Since we realized that we need to quality controls of the reads and remove adapters and trimming and filtering we have found the software FastQC which is a quality control tool for high throughput data. FastQC does not modify the reads. It just give different kinds of graphs that report the quality of the reads.
We analyzed the original dataset of reads with FastQC and the quality of the data is reported as good even though some categories give the failure and warnings. The per base sequence quality shows that the general quality of the bases is good even though it starts to drop by the end of the reads.
The category for sequence duplication levels is the only category that gives a failure. This may indicate some kind of enrichment.
The category for over-represented sequences gives a warning. A sequence is regarded as over-represented and the software will raise a warning if the sequence makes up more than 0.1% of the total number of sequences. An over-represented sequence may be due to biological importance or to contamination. In the table it can be seen that the over-representation of two of the sequences are due to the Illumina adapter sequence.
The category for adapter content also gives a warning. The graph shows, though, that the source of the warning is a significant amount of Illumina adapter sequences.
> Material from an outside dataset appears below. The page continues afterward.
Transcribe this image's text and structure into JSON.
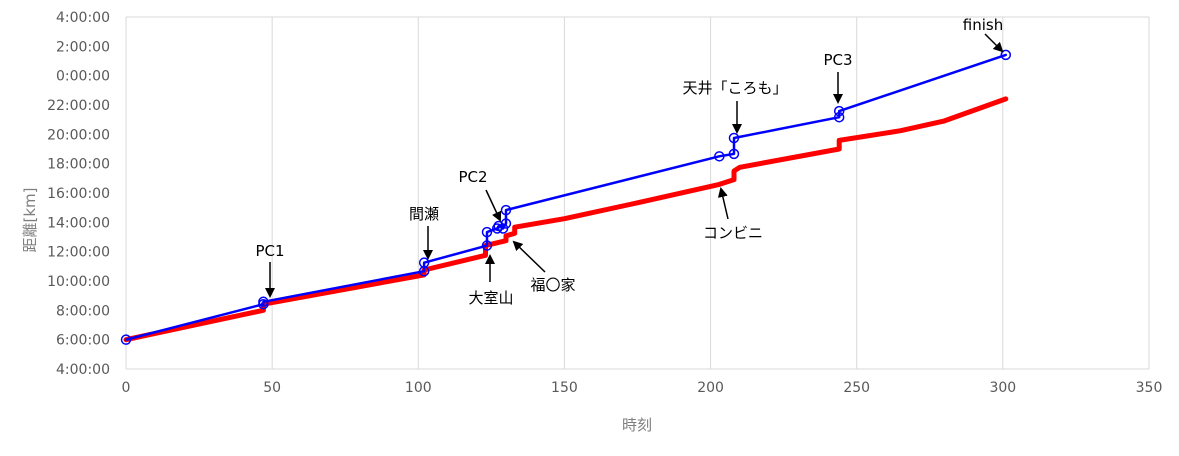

The analysis of the raw reads shows that there is a significant amount of Illumina adapter sequences in the dataset and thus adapter removal should be performed. This was previously done with Trimmomatic and the resulting reads were again analyzed with FastQC.
The per base quality improved drastically compared to before the removal of the adapters as seen in the image below.
Before the adapter removal the distribution of sequence lengths had a perfect score since all the sequences where 300 nucleotides. After the adapters were removed the distribution of sequence lengths changed, as expected. Most of the sequences are very close to 300 nucleotides. According to the FastQC manual the software raises a warning as if all the sequences are not the same length. But this should not be a big issue in this case.
The sequence duplication levels did not change much after the removal of the adapters compared to before the adapter removal and still raises a failure, indicating an enrichment bias. The software raises a failure if more than 50% of the total amount of sequences are non-unique. I’m not sure if this will cause an issue with the assembly but we decided to continue with the next steps without looking closer into this issue.
In the table of overrepresented sequences it can be seen that the sequences of the adapter have been removed, as expected. The rest of them from before the removal are still present and their sources are still unknown but should probably be BLASTed to find out more about their importance.
Finally, as expected the graph for adapter content shows that all the adapters were removed. This category turned from a warning to a pass.
In conclusion we decided that the adapter removal improved the data quality and decided to continue with the adapter removed reads.